Use the clearing account method, and your reported gross sales will match the 1099-K. No notice.
Net versus gross presentation
There’s a separate accounting question of whether to present BNPL revenue gross or net under ASC 606. The technical answer is gross if you’re the principal in the transaction, which most ecommerce sellers are. You control the goods, you bear the inventory risk, you set the price. BNPL is just the financing channel.
That means top-line revenue should reflect gross sales price, with BNPL fees as a separate line. Some sellers net the fees into a contra-revenue account to make their take rate look cleaner. That’s defensible if it’s consistent and disclosed, but it does compress your reported revenue. If you’re showing financials to a buyer or lender, gross presentation almost always reads better.
The 30-minute review
If you take BNPL and aren’t sure whether your books are right, here’s a quick check.
Pull your last three monthly settlement reports from each BNPL provider. Sum the gross sales reported, fees deducted, refunds processed, and net settled.
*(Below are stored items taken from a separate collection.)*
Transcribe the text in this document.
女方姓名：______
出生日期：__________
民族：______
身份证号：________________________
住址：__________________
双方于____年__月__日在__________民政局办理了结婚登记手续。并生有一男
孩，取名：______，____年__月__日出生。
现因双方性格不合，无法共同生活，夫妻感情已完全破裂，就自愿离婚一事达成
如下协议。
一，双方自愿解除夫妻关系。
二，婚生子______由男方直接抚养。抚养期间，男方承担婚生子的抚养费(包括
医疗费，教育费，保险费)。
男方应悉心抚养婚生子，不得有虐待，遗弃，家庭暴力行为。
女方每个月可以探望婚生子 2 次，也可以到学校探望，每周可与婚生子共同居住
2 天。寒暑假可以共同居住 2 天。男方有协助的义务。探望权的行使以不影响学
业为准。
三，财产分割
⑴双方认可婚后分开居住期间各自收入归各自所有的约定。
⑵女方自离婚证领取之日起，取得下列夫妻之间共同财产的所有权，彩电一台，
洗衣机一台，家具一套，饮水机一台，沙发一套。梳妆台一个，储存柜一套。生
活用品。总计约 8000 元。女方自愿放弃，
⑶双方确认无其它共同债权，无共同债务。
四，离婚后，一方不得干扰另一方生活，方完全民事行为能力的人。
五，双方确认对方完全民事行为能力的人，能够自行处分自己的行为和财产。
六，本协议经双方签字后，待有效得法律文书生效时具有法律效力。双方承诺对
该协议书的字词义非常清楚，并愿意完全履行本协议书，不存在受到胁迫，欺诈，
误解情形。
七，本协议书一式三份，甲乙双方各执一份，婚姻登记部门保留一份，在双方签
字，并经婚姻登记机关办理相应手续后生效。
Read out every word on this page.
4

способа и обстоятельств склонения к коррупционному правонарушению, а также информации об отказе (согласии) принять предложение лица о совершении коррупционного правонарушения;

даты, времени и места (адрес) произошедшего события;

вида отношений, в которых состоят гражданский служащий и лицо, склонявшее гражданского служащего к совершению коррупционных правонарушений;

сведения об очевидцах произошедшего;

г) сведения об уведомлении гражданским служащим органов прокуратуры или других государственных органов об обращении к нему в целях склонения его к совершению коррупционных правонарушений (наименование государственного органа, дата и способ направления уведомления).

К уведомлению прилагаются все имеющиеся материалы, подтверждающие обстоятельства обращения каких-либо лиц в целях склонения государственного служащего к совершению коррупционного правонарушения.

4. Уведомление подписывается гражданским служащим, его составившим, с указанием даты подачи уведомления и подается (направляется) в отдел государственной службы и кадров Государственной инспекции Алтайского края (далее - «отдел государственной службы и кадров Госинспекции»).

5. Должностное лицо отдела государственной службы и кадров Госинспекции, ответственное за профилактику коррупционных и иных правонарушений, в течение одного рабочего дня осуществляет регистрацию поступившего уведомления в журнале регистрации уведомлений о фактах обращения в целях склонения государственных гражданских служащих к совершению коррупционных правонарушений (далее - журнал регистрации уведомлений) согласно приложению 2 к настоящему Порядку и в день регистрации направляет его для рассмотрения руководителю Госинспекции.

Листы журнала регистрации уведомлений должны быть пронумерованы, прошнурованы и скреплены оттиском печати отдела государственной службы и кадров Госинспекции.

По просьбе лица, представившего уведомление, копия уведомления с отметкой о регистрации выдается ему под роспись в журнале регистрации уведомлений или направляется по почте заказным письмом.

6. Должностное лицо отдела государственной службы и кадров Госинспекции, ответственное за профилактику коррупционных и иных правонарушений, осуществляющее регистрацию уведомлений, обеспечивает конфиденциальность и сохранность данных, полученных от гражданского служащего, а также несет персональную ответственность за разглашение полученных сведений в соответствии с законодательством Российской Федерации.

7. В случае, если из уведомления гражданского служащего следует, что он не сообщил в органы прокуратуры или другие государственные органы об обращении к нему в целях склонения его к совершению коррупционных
Compare those four totals to your books for the same period.
If gross sales match revenue, fees match BNPL Fees, and refunds match the refund/contra-revenue account, you’re clean.
If any line is off by more than a percent or two, dig in. The variance is almost always one of three things: refunds not posted, fees rolled into revenue, or rolling reserves misclassified.
Fix it now while the volume is reasonable. The same problem in November after a Q4 spike turns into a multi-day cleanup.